Вересов пожал плечами:
– Кто мог ей запретить?
– Где она вообще бывала на Саратоне?
Вересов достал из кармана портативный ноутбук, похожий на блокнот, вывел информацию на дисплей.
Я просмотрел, сказал:
– Ничего особенного.
– Ничего. Во многом Катя была чистый ребенок... Удивительно... Но больше всего она любила кататься на карусели.
– «Манит, манит, манит карусель в путешествие по замкнутому кругу... Кружит, кружит, кружит карусель, и на ней никак нельзя догнать друг друга...» – напел я. – Может быть, она хочет догнать Эдгара Сен-Клера? Или – свое детство?
– Ты о чем, Олег?
– Все мы в чем-то дети. – Я помолчал, спросил: – Ее отец...
– Нет. Он не в курсе.
– Государи не жалуют гонцов, приносящих дурные вести?..
Вересов промолчал.
– Когда началось ее болезненное состояние?
– Прошедшей ночью.
– Ты как сюда просочился?
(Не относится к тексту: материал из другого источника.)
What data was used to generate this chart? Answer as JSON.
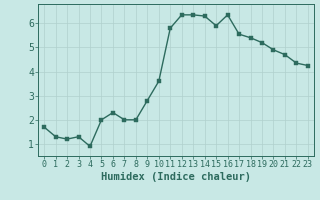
{
  "x": [
    0,
    1,
    2,
    3,
    4,
    5,
    6,
    7,
    8,
    9,
    10,
    11,
    12,
    13,
    14,
    15,
    16,
    17,
    18,
    19,
    20,
    21,
    22,
    23
  ],
  "y": [
    1.7,
    1.3,
    1.2,
    1.3,
    0.9,
    2.0,
    2.3,
    2.0,
    2.0,
    2.8,
    3.6,
    5.8,
    6.35,
    6.35,
    6.3,
    5.9,
    6.35,
    5.55,
    5.4,
    5.2,
    4.9,
    4.7,
    4.35,
    4.25
  ],
  "line_color": "#2d6b5e",
  "marker_color": "#2d6b5e",
  "bg_color": "#c8e8e5",
  "grid_color": "#b0d0ce",
  "axis_color": "#2d6b5e",
  "tick_color": "#2d6b5e",
  "xlabel": "Humidex (Indice chaleur)",
  "xlabel_color": "#2d6b5e",
  "ylim": [
    0.5,
    6.8
  ],
  "xlim": [
    -0.5,
    23.5
  ],
  "yticks": [
    1,
    2,
    3,
    4,
    5,
    6
  ],
  "xticks": [
    0,
    1,
    2,
    3,
    4,
    5,
    6,
    7,
    8,
    9,
    10,
    11,
    12,
    13,
    14,
    15,
    16,
    17,
    18,
    19,
    20,
    21,
    22,
    23
  ],
  "xtick_labels": [
    "0",
    "1",
    "2",
    "3",
    "4",
    "5",
    "6",
    "7",
    "8",
    "9",
    "10",
    "11",
    "12",
    "13",
    "14",
    "15",
    "16",
    "17",
    "18",
    "19",
    "20",
    "21",
    "22",
    "23"
  ],
  "font_family": "monospace",
  "fontsize_tick": 6,
  "fontsize_xlabel": 7.5,
  "linewidth": 1.0,
  "markersize": 2.5
}
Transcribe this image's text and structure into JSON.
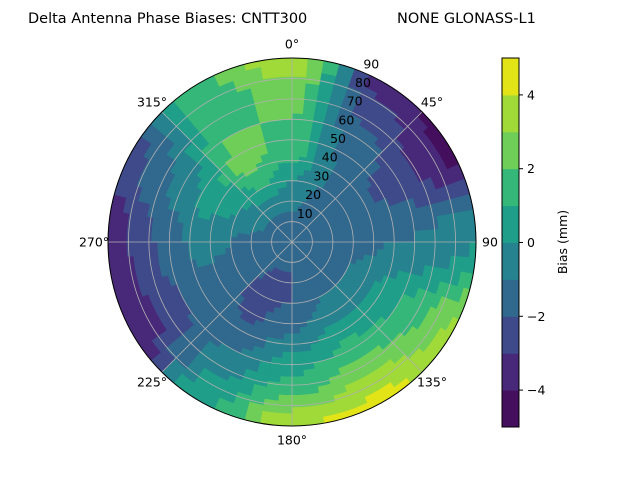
{
  "chart_data": {
    "type": "heatmap",
    "subtype": "polar-contour",
    "title": "Delta Antenna Phase Biases: CNTT300",
    "subtitle": "NONE GLONASS-L1",
    "theta_direction": "clockwise",
    "theta_zero": "north",
    "theta_tick_labels": [
      "0°",
      "45°",
      "90",
      "135°",
      "180°",
      "225°",
      "270°",
      "315°"
    ],
    "theta_ticks": [
      0,
      45,
      90,
      135,
      180,
      225,
      270,
      315
    ],
    "r_tick_labels": [
      "10",
      "20",
      "30",
      "40",
      "50",
      "60",
      "70",
      "80",
      "90"
    ],
    "r_ticks": [
      10,
      20,
      30,
      40,
      50,
      60,
      70,
      80,
      90
    ],
    "rlim": [
      0,
      90
    ],
    "grid": true,
    "colorbar": {
      "label": "Bias (mm)",
      "ticks": [
        -4,
        -2,
        0,
        2,
        4
      ],
      "tick_labels": [
        "−4",
        "−2",
        "0",
        "2",
        "4"
      ],
      "levels": [
        -5,
        -4,
        -3,
        -2,
        -1,
        0,
        1,
        2,
        3,
        4,
        5
      ],
      "colormap": "viridis",
      "colors": [
        "#440f5c",
        "#482979",
        "#3e4a89",
        "#31688e",
        "#26828e",
        "#1f9e89",
        "#35b779",
        "#6ece58",
        "#a0da39",
        "#e2e418"
      ],
      "position": "right"
    },
    "azimuth_grid": [
      0,
      30,
      60,
      90,
      120,
      150,
      180,
      210,
      240,
      270,
      300,
      330
    ],
    "zenith_grid": [
      0,
      15,
      30,
      45,
      60,
      75,
      90
    ],
    "values": [
      [
        -1.5,
        -1,
        0,
        1.5,
        2,
        2.5,
        4
      ],
      [
        -1.5,
        -1.5,
        -1,
        -1,
        -1.5,
        -2.5,
        -3.5
      ],
      [
        -1.5,
        -1.5,
        -1.5,
        -2,
        -2.5,
        -3.5,
        -4.5
      ],
      [
        -1.5,
        -1.5,
        -1.5,
        -1,
        -1,
        -0.5,
        0
      ],
      [
        -1.5,
        -1.5,
        -1,
        0,
        1,
        2,
        3.5
      ],
      [
        -1.5,
        -1.5,
        -1,
        0,
        1.5,
        3,
        4.5
      ],
      [
        -1.5,
        -2,
        -2,
        -1,
        0.5,
        2,
        4
      ],
      [
        -1.5,
        -2,
        -2.5,
        -2,
        -1,
        0,
        1
      ],
      [
        -1.5,
        -1.5,
        -1.5,
        -1.5,
        -2,
        -3,
        -4
      ],
      [
        -1.5,
        -1.5,
        -1,
        -0.5,
        -1.5,
        -2.5,
        -4
      ],
      [
        -1.5,
        -1,
        0,
        0.5,
        -0.5,
        -1.5,
        -2.5
      ],
      [
        -1.5,
        -1,
        1,
        2.5,
        2,
        1.5,
        2
      ]
    ]
  }
}
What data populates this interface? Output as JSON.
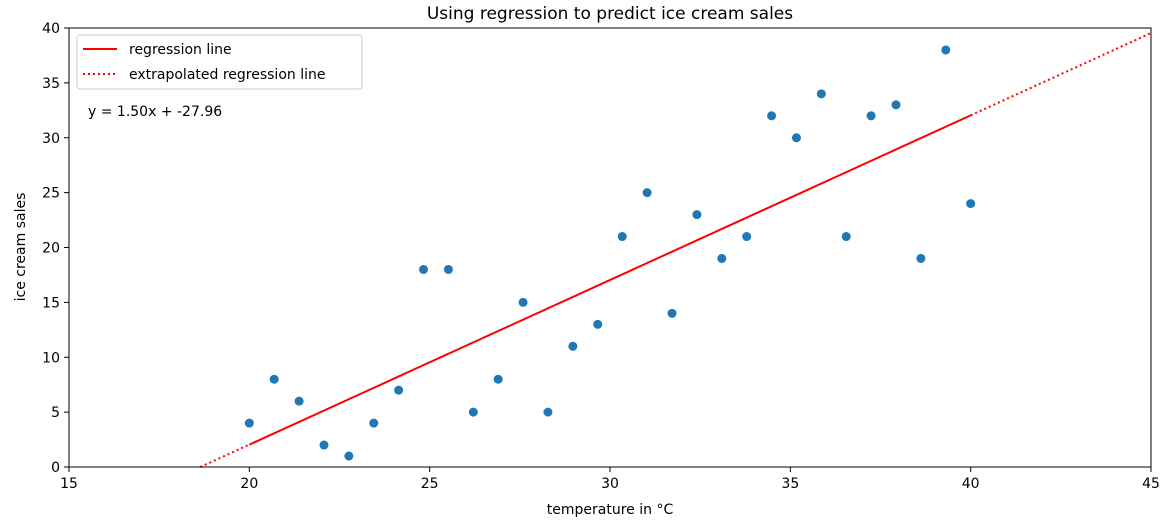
{
  "chart_data": {
    "type": "scatter",
    "title": "Using regression to predict ice cream sales",
    "xlabel": "temperature in °C",
    "ylabel": "ice cream sales",
    "xlim": [
      15,
      45
    ],
    "ylim": [
      0,
      40
    ],
    "xticks": [
      15,
      20,
      25,
      30,
      35,
      40,
      45
    ],
    "yticks": [
      0,
      5,
      10,
      15,
      20,
      25,
      30,
      35,
      40
    ],
    "grid": false,
    "legend_position": "top-left",
    "annotation": "y = 1.50x + -27.96",
    "points": {
      "color": "#1f77b4",
      "x": [
        20.0,
        20.69,
        21.38,
        22.07,
        22.76,
        23.45,
        24.14,
        24.83,
        25.52,
        26.21,
        26.9,
        27.59,
        28.28,
        28.97,
        29.66,
        30.34,
        31.03,
        31.72,
        32.41,
        33.1,
        33.79,
        34.48,
        35.17,
        35.86,
        36.55,
        37.24,
        37.93,
        38.62,
        39.31,
        40.0
      ],
      "y": [
        4,
        8,
        6,
        2,
        1,
        4,
        7,
        18,
        18,
        5,
        8,
        15,
        5,
        11,
        13,
        21,
        25,
        14,
        23,
        19,
        21,
        32,
        30,
        34,
        21,
        32,
        33,
        19,
        38,
        24
      ]
    },
    "series": [
      {
        "name": "regression line",
        "style": "solid",
        "color": "#ff0000",
        "slope": 1.5,
        "intercept": -27.96,
        "x_range": [
          20,
          40
        ]
      },
      {
        "name": "extrapolated regression line",
        "style": "dotted",
        "color": "#ff0000",
        "slope": 1.5,
        "intercept": -27.96,
        "x_range": [
          18.64,
          45
        ]
      }
    ]
  }
}
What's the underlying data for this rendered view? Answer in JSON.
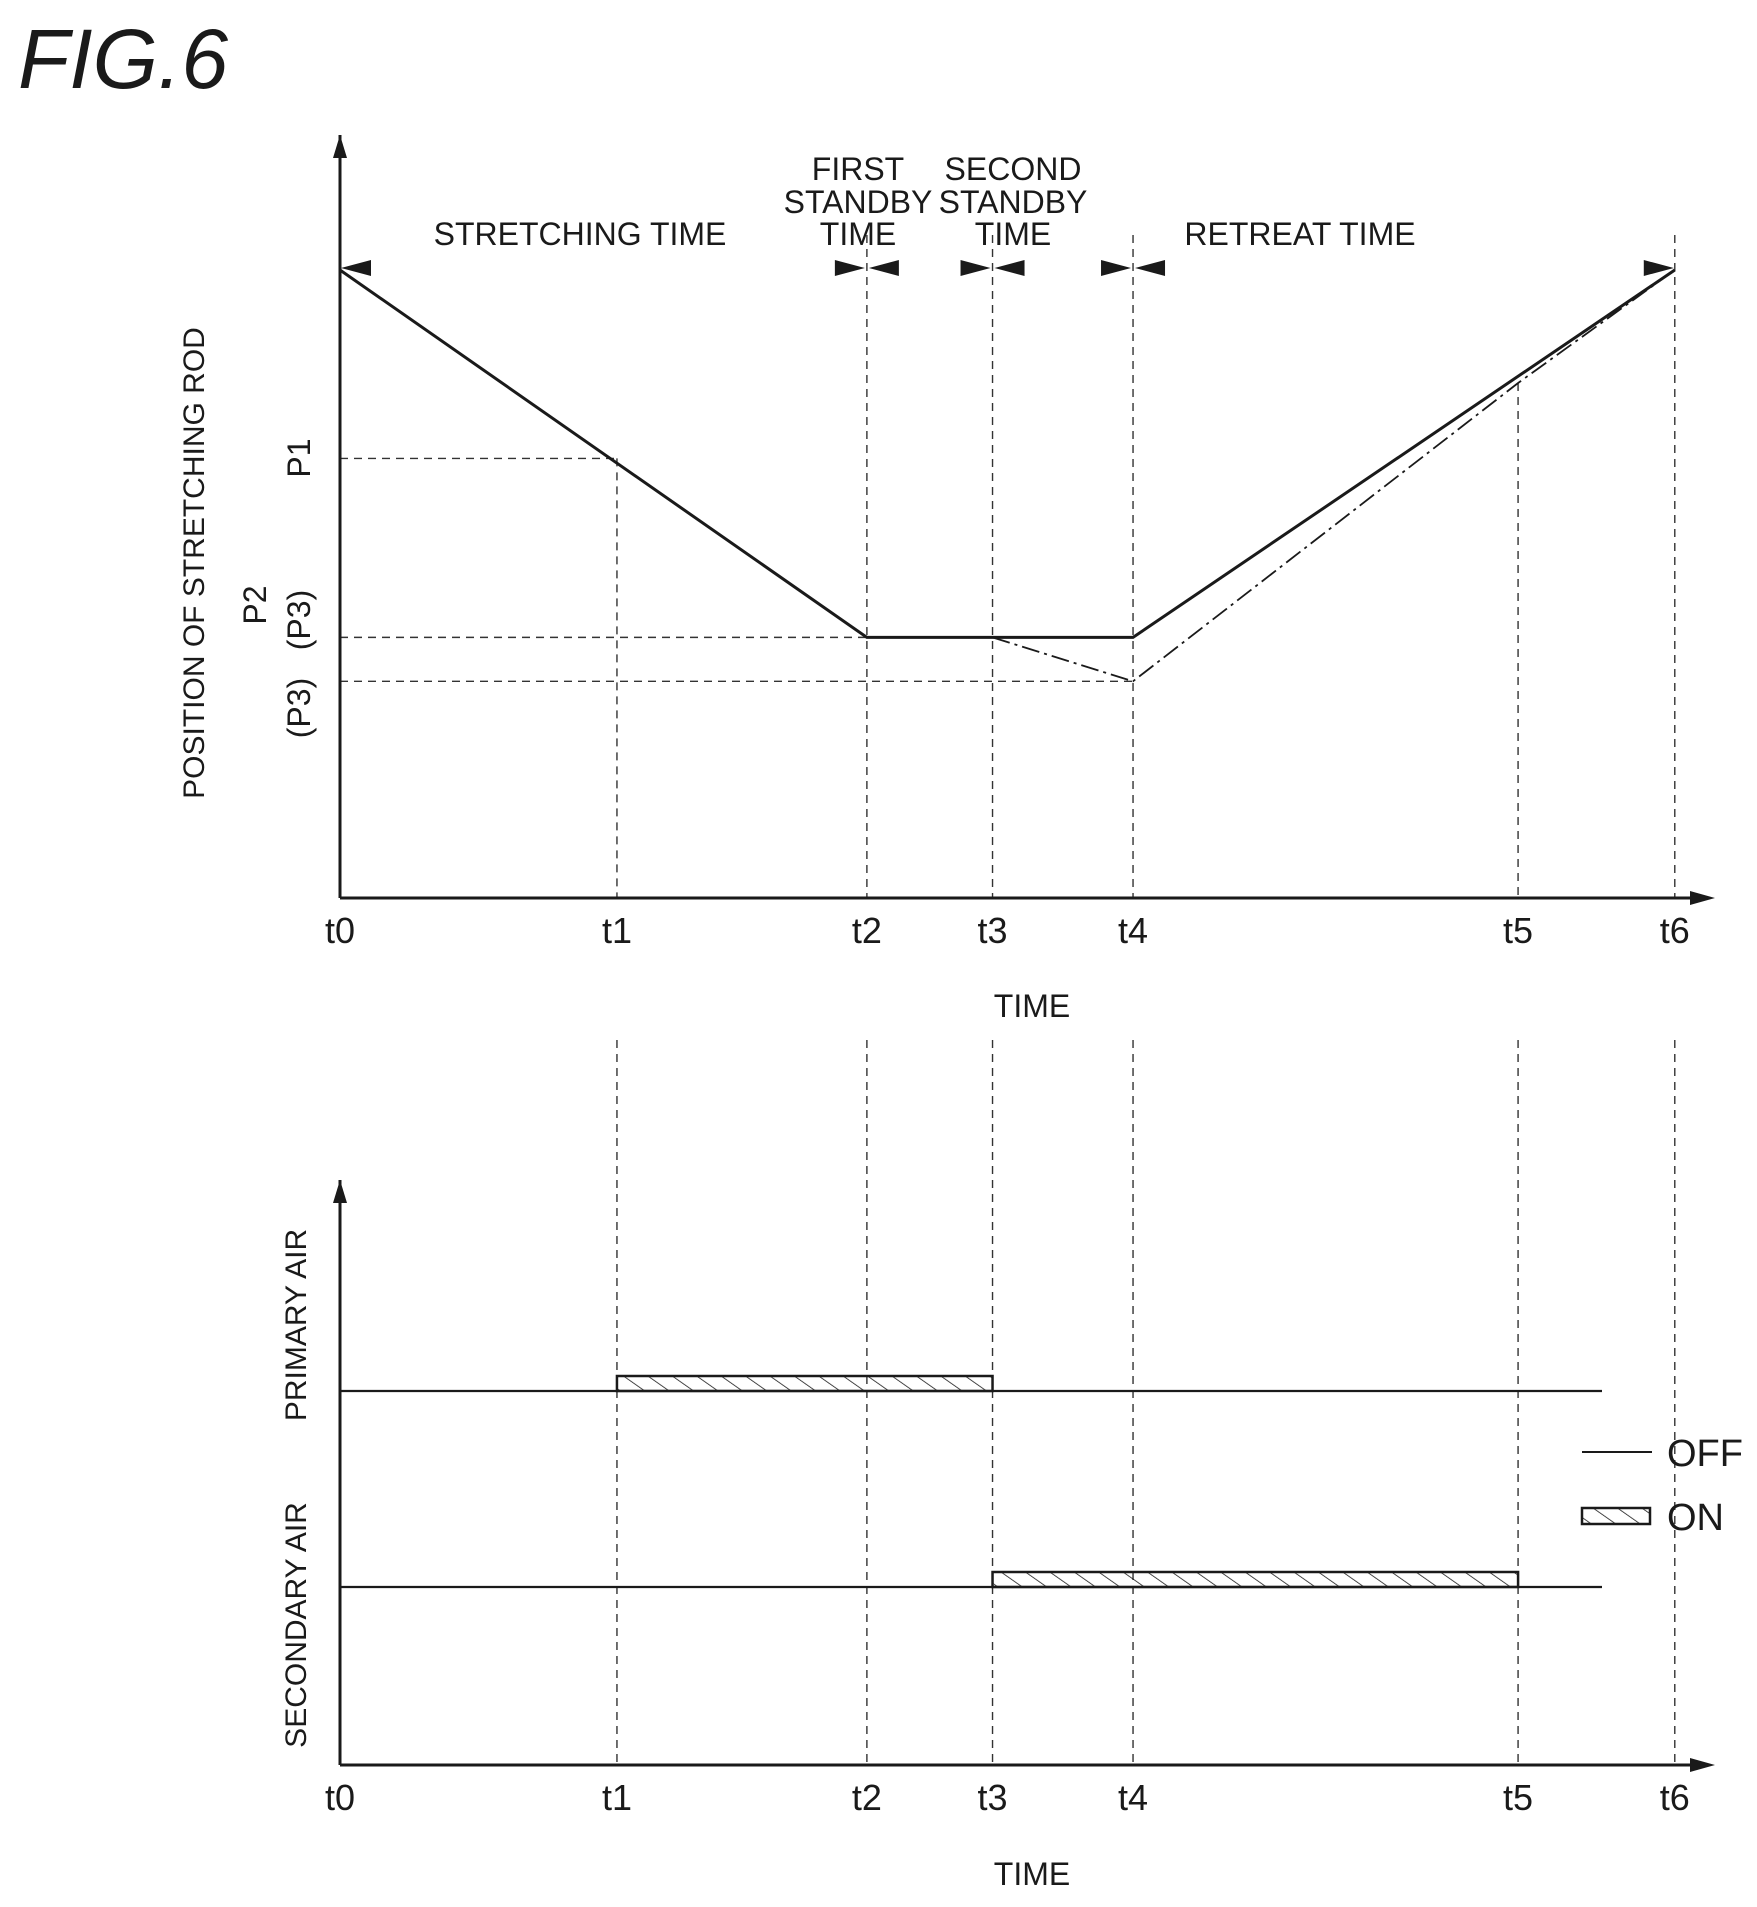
{
  "figure": {
    "title": "FIG.6"
  },
  "top_chart": {
    "ylabel": "POSITION OF STRETCHING ROD",
    "xlabel": "TIME",
    "y_levels": [
      {
        "key": "top",
        "label": "",
        "value": 0.0
      },
      {
        "key": "P1",
        "label": "P1",
        "value": 0.3
      },
      {
        "key": "P2",
        "label": "P2",
        "value": 0.585
      },
      {
        "key": "P3",
        "label": "(P3)",
        "value": 0.655
      }
    ],
    "p3_alt_label": "(P3)",
    "time_marks": [
      "t0",
      "t1",
      "t2",
      "t3",
      "t4",
      "t5",
      "t6"
    ],
    "time_values": {
      "t0": 0,
      "t1": 0.205,
      "t2": 0.39,
      "t3": 0.483,
      "t4": 0.587,
      "t5": 0.872,
      "t6": 0.988
    },
    "intervals": [
      {
        "name": "stretching",
        "lines": [
          "STRETCHING TIME"
        ],
        "from": "t0",
        "to": "t2"
      },
      {
        "name": "first-standby",
        "lines": [
          "FIRST",
          "STANDBY",
          "TIME"
        ],
        "from": "t2",
        "to": "t3"
      },
      {
        "name": "second-standby",
        "lines": [
          "SECOND",
          "STANDBY",
          "TIME"
        ],
        "from": "t3",
        "to": "t4"
      },
      {
        "name": "retreat",
        "lines": [
          "RETREAT TIME"
        ],
        "from": "t4",
        "to": "t6"
      }
    ],
    "series": [
      {
        "style": "solid",
        "points": [
          [
            "t0",
            0.0
          ],
          [
            "t2",
            0.585
          ],
          [
            "t4",
            0.585
          ],
          [
            "t6",
            0.0
          ]
        ]
      },
      {
        "style": "dash-dot",
        "points": [
          [
            "t3",
            0.585
          ],
          [
            "t4",
            0.655
          ],
          [
            "t5",
            0.18
          ],
          [
            "t6",
            0.0
          ]
        ]
      }
    ]
  },
  "bottom_chart": {
    "xlabel": "TIME",
    "time_marks": [
      "t0",
      "t1",
      "t2",
      "t3",
      "t4",
      "t5",
      "t6"
    ],
    "signals": [
      {
        "name": "primary-air",
        "label": "PRIMARY AIR",
        "on_from": "t1",
        "on_to": "t3"
      },
      {
        "name": "secondary-air",
        "label": "SECONDARY AIR",
        "on_from": "t3",
        "on_to": "t5"
      }
    ]
  },
  "legend": {
    "off_label": "OFF",
    "on_label": "ON"
  }
}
С профессурой?
– Самолетом до авианосца в Атлантике. Вертолетом – до борта «Академика Скрябина». Оттуда – лодкой. Здесь – нелегально. И не я один.
– Не слабо.
– Я хочу, чтобы ты знал, Дрон: сейчас ты можешь затребовать все, что необходимо: техника, люди, контакты, информация...
– «И вся королевская конница, и вся королевская рать...» Контактов хорошо бы поменьше. Какие-то требования – по поводу ее состояния – поступали?
– Нет.
– «Воины ислама» на Саратоне выявлены?
– Уточняем.
– Как оценивают доктора положение Кати?
– Олег, я же тебе сказал...
– Извини, я скверно сформулировал. Сколько у нас времени?
– Может, и нисколько.
– Еще вопрос... Эту хворь на девушку не московским ветром нанесло? В широком смысле слова?
– Ничего не исключено. Олег, я не в теме. Попробуй сам. Соберись.
– Не в теме... Что же ты тут делаешь, адмирал?
– Ты же понял: крайние обстоятельства.
– Или – кто-то тебя решил выставить крайним? Как ты намедни – меня?
– Олег... Сейчас ты можешь рассчитывать...
– ...как и раньше. На себя. «И вся королевская конница» здесь не пляшет.
– Умеешь ты обнадежить, Олег.
– Я оптимист, ты же знаешь. Как мне с тобой связаться?
Вересов протянул мне зажигалку:
– Откидываешь крышку и – говоришь. Но прикуривать от нее не нужно. Хотя это и возможно. Перехват исключен. Для этой системы связи – свой спутник. Единственный в своем роде.
– Изящная вещица. – Я щелкнул крышкой, продекламировал: – «И вся королевская конница, и вся королевская рать... Не могут Шалтая, не могут Болтая, Шалтая-Болтая собрать...»
– Ты о чем, Олег?
– Проверка связи.
– Ты услышан, не сомневайся.
– Очень изящная вещица. – Я вернул зажигалку Вересову. – Не люблю поводков.
– Люди старались.
– Назови номер, я позвоню. Когда определюсь.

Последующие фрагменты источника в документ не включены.